In 326 BCE, the mighty army of Alexander the Great was exhausted. Tired of monsoon rains and fruitless fighting in India, Alexander’s forces mutinied and demanded a retreat. But their bad luck followed them home. While marching along the Indus River, the water’s current suddenly reversed and a massive wave crashed down on the weary soldiers. This unexpected event was a tidal bore, a phenomenon that occurs when extremely high tides push seawater up a river. The wave was likely quite the shock for Alexander, who was accustomed to the Mediterranean’s mild tides. But tidal bores are just one of many ways tides can surprise.
2,000 years after Alexander, Isaac Newton deciphered the laws of gravity and offered the first gravitational explanation of tides. As Newton correctly identified, tides are choreographed by the motions of celestial objects, and Earth’s tides in particular are mostly driven by the Moon. Many coastal communities connected lunar and tidal activity long before Newton, but the precise nature of this relationship is actually quite nuanced.
The attractive force of gravity gets weaker with distance, so the Moon’s gravity tugs strongest on the side of the Earth that faces it. There, gravity pulls the oceans up into what’s called a tidal bulge. Yet at the same time, another tidal bulge forms on the planet’s opposite side. This might seem like gravity defying behavior. But that’s because we often think of the Moon as orbiting the Earth, when in reality, the Earth and Moon orbit each other around a shared center of mass roughly 1,700 kilometers below the planet’s surface. In this context, the Earth is like a child holding on to a carousel. And just like a rider’s hair flies out behind them, Earth's water stretches away to create that second tidal bulge. Within that orbit, the Earth rotates once a day, moving points on its surface in and out of these bulges. This results in two daily high tides when areas are inside each bulge, and two daily low tides when places are between them.

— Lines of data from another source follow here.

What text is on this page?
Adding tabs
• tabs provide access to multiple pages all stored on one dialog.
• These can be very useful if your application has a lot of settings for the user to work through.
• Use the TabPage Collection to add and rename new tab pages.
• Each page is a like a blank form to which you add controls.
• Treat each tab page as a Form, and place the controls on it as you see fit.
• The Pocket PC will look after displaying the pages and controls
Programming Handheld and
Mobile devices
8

But as Newton recognized, it’s not just the Moon’s gravity that pulls on Earth— our Sun tugs the tides, too. In fact, the Sun is why tidal strength varies with the phases of the Moon. Lunar phases coincide with different gravitational lineups of the Moon, Sun, and Earth. For example, high tides are highest when the Moon is full, creating extreme spring tides. And low tides are lowest when the Moon is half-full, making tiny neap tides. Subtleties in the orbits of these celestial bodies introduce even more complexities and tidal varieties. And the strength of all these tides depends on the local landscape. Flat, enclosed lakes and seas generate the weakest tides, while bays and narrow inlets produce the strongest.
Well, at least the strongest tides on Earth— there are even more dramatic tidal forces on our solar system's other celestial bodies. Millennia of Jupiter and Saturn’s gravitational kneading has generated enough heat on their respective moons of Enceladus and Europa to create oceans beneath their icy crusts. Jupiter’s moon Io endures the strongest tidal forces in the solar system, fueling intense volcanic activity. And in other planetary systems, some planets orbit so close to their stars that extreme tidal forces lock them in place. This tidal locking can leave the sun-facing hemisphere boiling while the other freezes in eternal night.
You won’t find a half-melting, tidally-locked planet in our solar system, but given enough time, tidal forces would lock the Earth to the Moon. As Earth’s oceans churn to keep pace with the Moon, the water creates friction that slows our planet's rotation. And after roughly 50 billion years, this process will have slowed Earth down enough for it to become tidally locked to the Moon. But before you start to sweat, you can take solace in the knowledge that the Sun will have already died and taken Earth with it billions of years earlier.